In Moscow, meanwhile, the Kremlin pedaled furiously to rebuff suggestions that the Russian leader had made concessions in Genoa. During a meeting with cabinet officials on July 23, for instance, Putin bluntly denied that there had been a major breakthrough in Genoa and said that “we confirmed our adherence to the 1972 Anti-Ballistic Missile Treaty.” He defended the Putin-Bush joint statement more generally, moreover, arguing that it could open the way to taking “significant steps to reduce levels of strategic weapons”–a policy that he said is in Russia’s interest–and that the agreement had the added benefit of ensuring that national missile defense and strategic weapons are “examined as a whole–one section without any doubt depends on the other” (AP, Reuters, July 23). Russian Foreign Minister Igor Ivanov, preparing for talks with U.S. Secretary of State Colin Powell in Hanoi, likewise defended the Putin-Bush agreement, saying that Russia had in fact always supported the linking of missile defense and strategic arms talks and that the Genoa agreement therefore represented no departure from existing Russian policy (Strana.ru, July 24).
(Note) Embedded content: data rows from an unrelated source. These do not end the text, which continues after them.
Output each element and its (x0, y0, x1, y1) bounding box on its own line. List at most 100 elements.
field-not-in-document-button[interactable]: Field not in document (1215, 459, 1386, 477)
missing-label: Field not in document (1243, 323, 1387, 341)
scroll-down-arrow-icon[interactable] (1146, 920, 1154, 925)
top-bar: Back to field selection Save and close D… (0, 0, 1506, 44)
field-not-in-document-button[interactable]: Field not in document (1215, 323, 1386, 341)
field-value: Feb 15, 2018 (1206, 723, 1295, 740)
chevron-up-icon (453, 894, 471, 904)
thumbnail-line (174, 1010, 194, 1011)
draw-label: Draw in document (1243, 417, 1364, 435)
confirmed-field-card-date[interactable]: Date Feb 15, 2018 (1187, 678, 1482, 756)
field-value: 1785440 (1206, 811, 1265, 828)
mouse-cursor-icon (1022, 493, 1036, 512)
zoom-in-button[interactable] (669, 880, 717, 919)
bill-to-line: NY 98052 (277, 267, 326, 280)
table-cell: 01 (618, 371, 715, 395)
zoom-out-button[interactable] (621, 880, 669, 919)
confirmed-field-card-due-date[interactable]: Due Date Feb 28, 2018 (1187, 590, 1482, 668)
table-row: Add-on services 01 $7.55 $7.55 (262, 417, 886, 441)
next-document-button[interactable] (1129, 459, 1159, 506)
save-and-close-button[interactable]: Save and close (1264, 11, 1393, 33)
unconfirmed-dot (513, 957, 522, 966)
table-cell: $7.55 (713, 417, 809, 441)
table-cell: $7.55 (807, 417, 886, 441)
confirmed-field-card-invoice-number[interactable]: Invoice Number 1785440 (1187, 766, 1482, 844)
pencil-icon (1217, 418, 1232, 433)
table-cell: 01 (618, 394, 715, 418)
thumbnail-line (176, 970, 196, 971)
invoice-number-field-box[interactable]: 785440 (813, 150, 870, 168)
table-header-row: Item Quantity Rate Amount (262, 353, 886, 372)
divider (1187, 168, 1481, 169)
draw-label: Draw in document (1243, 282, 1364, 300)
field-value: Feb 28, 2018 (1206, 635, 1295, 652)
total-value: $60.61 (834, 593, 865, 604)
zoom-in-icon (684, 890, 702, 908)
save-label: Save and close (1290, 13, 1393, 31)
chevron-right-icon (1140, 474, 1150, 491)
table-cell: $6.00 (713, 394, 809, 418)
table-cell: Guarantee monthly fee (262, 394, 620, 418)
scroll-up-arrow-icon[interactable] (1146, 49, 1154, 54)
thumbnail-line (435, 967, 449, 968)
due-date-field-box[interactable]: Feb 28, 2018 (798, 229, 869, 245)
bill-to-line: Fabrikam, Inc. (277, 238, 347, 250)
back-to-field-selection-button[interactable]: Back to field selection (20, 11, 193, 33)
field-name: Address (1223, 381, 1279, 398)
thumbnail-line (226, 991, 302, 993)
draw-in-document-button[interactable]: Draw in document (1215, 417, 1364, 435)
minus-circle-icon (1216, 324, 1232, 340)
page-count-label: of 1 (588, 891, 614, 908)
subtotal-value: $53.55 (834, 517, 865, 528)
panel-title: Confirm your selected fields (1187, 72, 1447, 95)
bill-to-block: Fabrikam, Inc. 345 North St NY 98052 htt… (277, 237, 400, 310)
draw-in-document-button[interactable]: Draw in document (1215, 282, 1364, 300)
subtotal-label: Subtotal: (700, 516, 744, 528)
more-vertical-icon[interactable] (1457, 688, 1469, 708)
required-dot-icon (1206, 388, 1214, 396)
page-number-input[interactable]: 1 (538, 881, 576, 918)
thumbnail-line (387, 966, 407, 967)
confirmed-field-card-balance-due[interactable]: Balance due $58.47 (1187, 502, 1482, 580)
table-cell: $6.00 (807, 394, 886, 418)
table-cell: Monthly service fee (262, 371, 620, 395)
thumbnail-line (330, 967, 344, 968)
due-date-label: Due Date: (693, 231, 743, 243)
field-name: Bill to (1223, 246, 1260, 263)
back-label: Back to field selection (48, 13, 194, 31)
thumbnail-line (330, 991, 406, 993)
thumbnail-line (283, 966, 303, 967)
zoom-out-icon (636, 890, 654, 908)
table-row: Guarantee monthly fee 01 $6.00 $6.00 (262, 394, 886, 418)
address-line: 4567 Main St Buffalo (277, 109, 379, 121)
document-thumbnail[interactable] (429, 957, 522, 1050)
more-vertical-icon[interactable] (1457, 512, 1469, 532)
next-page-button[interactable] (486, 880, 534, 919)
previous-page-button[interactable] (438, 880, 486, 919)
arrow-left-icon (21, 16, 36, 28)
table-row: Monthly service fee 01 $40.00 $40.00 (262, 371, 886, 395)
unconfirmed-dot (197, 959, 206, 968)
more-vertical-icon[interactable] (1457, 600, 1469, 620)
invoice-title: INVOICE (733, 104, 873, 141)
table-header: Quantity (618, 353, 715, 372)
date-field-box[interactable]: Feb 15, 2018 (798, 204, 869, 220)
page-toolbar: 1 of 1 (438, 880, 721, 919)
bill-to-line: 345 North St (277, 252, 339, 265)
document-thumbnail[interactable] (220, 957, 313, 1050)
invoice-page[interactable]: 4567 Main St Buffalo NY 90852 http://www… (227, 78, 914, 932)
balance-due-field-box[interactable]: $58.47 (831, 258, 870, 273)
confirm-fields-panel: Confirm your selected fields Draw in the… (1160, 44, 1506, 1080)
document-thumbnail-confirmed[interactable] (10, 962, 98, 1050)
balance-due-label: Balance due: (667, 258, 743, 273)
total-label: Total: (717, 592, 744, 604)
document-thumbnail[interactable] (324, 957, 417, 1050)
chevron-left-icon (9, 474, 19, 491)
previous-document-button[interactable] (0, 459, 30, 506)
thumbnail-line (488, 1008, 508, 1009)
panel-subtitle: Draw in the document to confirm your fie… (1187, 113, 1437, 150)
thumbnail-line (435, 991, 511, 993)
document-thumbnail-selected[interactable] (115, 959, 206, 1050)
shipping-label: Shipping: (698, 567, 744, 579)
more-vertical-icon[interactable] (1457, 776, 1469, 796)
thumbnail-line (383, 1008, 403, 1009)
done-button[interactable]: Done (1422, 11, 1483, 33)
This same argument was developed more fully, moreover, by analyst Dmitry Gornostaev in a piece published on the Kremlin-connected Strana.ru web site. Clearly serving as a Kremlin mouthpiece, Gornostaev argued that the Russian-U.S. joint statement had in fact served Russian goals by overturning a Bush administration policy of separating offensive and defensive strategic arms talks and by returning negotiations between the two countries to a format not unlike those that prevailed before Bush assumed the presidency. “In essence,” Gornostaev writes, “this is a return to the past–to the time of the Clinton administration–to a format of Russian-U.S. consultations on questions of strategic stability that included both strategic offensive weapons and missile defense.” He claimed that the Genoa meeting had also boosted another Russian initiative, one calling for the creation of working groups to discuss these issues. Russia had already formed its delegations, Gornostaev observed, and had been waiting for the United States to do the same. He claimed that the Genoa meeting had compelled the U.S. administration to commit publicly to launching these arms talks. He concluded, not surprisingly, by asserting that the Genoa agreement in no way threatened to bury the ABM treaty. Equally important, Gornostaev suggested that Putin’s agreement in Genoa that there have been changes in the world did not signal, as some sources have suggested, the Russian president’s embrace of the Bush administration’s world view and its concomitant call for missile defense. Admitting that the world has changed also should not be interpreted to mean that Moscow is prepared to abandon the ABM treaty, Gornostaev wrote, “which is a most important treaty and which has made it possible to preserve global stability” for nearly twenty-nine years (Strana.ru, July 23).

The Russian debate over the July 22 statement seems set nevertheless to intensify. Kommersant has staked out an obviously oppositionist position, while a commentary in Nezavisimaya Gazeta did just the opposite by assuming a posture of almost obsequious praise for the Russian president’s performance in Genoa (Nezavisimaya Gazeta, July 24). The generally pro-government Izvestia, on the other hand, published one commentary (by Yevgeny Bai) suggesting that Putin’s actions in Italy had sharply undermined those U.S. congressional Democrats who oppose the Bush administration’s missile defense plans, and another suggesting that Putin had indeed made concessions to Bush, but that the prospect of improved ties with Washington justified them (Izvestia, July 24-25). The sharp differences in the analysis of these various commentaries were noteworthy in part for what they say about the complexity of the issues at hand and the difficulties still to be confronted in the arms control talks scheduled to take place in the weeks to come. They are also interesting for the contrast they provide to Russian press commentary in the wake of the first Bush-Putin meeting last month in Slovenia. On that occasion a number of Russian publications triumphantly proclaimed Putin to have been the victor, and suggested that he had outclassed his U.S. counterpart in the course of a brief meeting in Slovenia (see the Monitor, June 18, 20).